The Genetic, Cellular, and Photonic Mechanisms of Avian Structural Colouration

Birds are a group known for their wide variety of beautiful colors, from discreet browns and blacks in sparrows and partridges, to vibrant reds and yellows in canaries and parrots. However, shades of blue, and even iridescence, result from the optical and physical effects of light refraction in melanin (brown and black), giving rise to what is known as structural color. Depending on the complexity of the melanin organization, the structural color can vary from the strong blues of kingfishers to the most iridescence of hummingbirds. The domestication of peacocks has led to the appearance of more than a dozen color variants. By analyzing the genomes of these mutants, this project aimed to integrate molecular, optical and physical processes to explain the extraordinary variation in structural color and iridescence in birds. We found that, with small changes to melanin production, in the melanosome biogenesis and maturation, or in their transport to the feather, it is possible to vary the way in which these nanostructures self-organize during feather keratinization, and thus gain, lose or vary the hue and intensity of structural color. With this knowledge we can (bio)mimic nature's technology to produce colorful—and even iridescent—synthetic materials that do not lose intensity through exposure, unlike pigment colors. In this proposal, we intend to employ genomic, transcriptomic, and epigenomic approaches in several wild and domestic bird species to provide a general framework for understanding structural coloration in a wide range of species, thereby greatly expanding our understanding of this fascinating biological phenomenon.

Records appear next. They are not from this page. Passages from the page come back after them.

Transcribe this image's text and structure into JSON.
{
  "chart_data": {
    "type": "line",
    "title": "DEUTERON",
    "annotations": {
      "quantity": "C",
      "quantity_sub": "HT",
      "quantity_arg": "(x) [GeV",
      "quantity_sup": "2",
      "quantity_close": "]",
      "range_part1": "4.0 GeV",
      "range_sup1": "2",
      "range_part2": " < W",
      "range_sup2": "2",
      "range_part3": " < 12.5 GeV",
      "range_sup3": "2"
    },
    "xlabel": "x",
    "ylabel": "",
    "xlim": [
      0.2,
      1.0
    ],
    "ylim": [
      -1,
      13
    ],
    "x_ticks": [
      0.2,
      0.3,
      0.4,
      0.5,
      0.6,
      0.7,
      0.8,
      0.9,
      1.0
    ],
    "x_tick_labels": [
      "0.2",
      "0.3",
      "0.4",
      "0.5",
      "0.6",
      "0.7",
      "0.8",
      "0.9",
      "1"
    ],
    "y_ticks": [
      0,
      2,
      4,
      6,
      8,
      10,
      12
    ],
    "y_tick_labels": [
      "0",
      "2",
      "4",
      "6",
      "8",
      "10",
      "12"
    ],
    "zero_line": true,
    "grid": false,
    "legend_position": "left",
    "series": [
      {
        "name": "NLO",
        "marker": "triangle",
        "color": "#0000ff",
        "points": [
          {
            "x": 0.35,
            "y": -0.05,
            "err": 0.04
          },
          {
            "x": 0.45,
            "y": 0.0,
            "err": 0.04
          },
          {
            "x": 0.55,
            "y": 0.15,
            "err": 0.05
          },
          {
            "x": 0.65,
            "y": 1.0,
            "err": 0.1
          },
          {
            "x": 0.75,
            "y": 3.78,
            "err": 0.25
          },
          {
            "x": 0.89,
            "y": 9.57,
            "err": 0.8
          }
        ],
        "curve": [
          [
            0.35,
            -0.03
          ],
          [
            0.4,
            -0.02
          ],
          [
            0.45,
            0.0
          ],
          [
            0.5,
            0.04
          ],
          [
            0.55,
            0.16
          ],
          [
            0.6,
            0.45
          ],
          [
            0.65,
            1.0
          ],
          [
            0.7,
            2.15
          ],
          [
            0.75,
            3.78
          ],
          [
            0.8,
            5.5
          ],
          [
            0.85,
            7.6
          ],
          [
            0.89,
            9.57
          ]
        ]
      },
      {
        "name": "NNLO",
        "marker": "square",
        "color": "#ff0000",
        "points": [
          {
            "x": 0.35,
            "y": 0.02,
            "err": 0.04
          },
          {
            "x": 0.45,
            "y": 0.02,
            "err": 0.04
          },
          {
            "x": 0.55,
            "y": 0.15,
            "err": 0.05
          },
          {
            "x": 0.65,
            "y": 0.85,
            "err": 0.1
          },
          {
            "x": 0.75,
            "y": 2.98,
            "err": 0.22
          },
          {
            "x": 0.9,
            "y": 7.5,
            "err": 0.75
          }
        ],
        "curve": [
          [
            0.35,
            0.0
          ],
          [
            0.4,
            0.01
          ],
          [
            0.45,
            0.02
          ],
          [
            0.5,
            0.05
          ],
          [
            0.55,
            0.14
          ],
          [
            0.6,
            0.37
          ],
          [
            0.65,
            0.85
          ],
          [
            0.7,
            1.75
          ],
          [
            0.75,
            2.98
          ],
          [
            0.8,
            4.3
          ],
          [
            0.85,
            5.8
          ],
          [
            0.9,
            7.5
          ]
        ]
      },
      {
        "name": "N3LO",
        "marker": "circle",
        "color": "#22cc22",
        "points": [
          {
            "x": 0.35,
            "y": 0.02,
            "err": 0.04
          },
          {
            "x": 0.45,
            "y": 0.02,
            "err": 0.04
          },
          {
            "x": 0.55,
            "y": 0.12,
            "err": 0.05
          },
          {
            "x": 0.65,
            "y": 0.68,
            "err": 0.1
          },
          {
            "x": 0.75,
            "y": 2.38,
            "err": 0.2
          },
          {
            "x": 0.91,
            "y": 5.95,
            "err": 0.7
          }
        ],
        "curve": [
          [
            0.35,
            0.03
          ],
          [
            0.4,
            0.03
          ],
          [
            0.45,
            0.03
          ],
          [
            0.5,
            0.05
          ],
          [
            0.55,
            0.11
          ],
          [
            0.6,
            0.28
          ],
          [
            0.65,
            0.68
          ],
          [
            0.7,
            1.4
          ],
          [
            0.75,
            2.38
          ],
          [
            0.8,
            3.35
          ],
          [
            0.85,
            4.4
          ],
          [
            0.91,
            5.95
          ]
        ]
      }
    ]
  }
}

We have sampled over 400 peafowl mutants and generated over 300 whole genomes, and over 40 RNAseq datasets. We have developed a protocol for dissociation of feather follicles and performed single-cell transcriptomic analysis. We have organized multiple meetings in the scope of the project with international collaborators, organized outreach sessions and written two manuscripts.

We have mapped the causal mutation of multiple peafowl mutants and characterized the phenotypes of such mutants at the biochemical and nanostructural level. We expect to develop a mathematical model to predict structural color variation and, from there, produce synthetic materials that mimic the nanostructural structure, and thus produce the colors seen in biological tissues. Our research will contribute to a deeper understanding of the molecular underpinnings of avian structural colors, an area currently trailing behind pigmentary color mechanisms in terms of comprehension.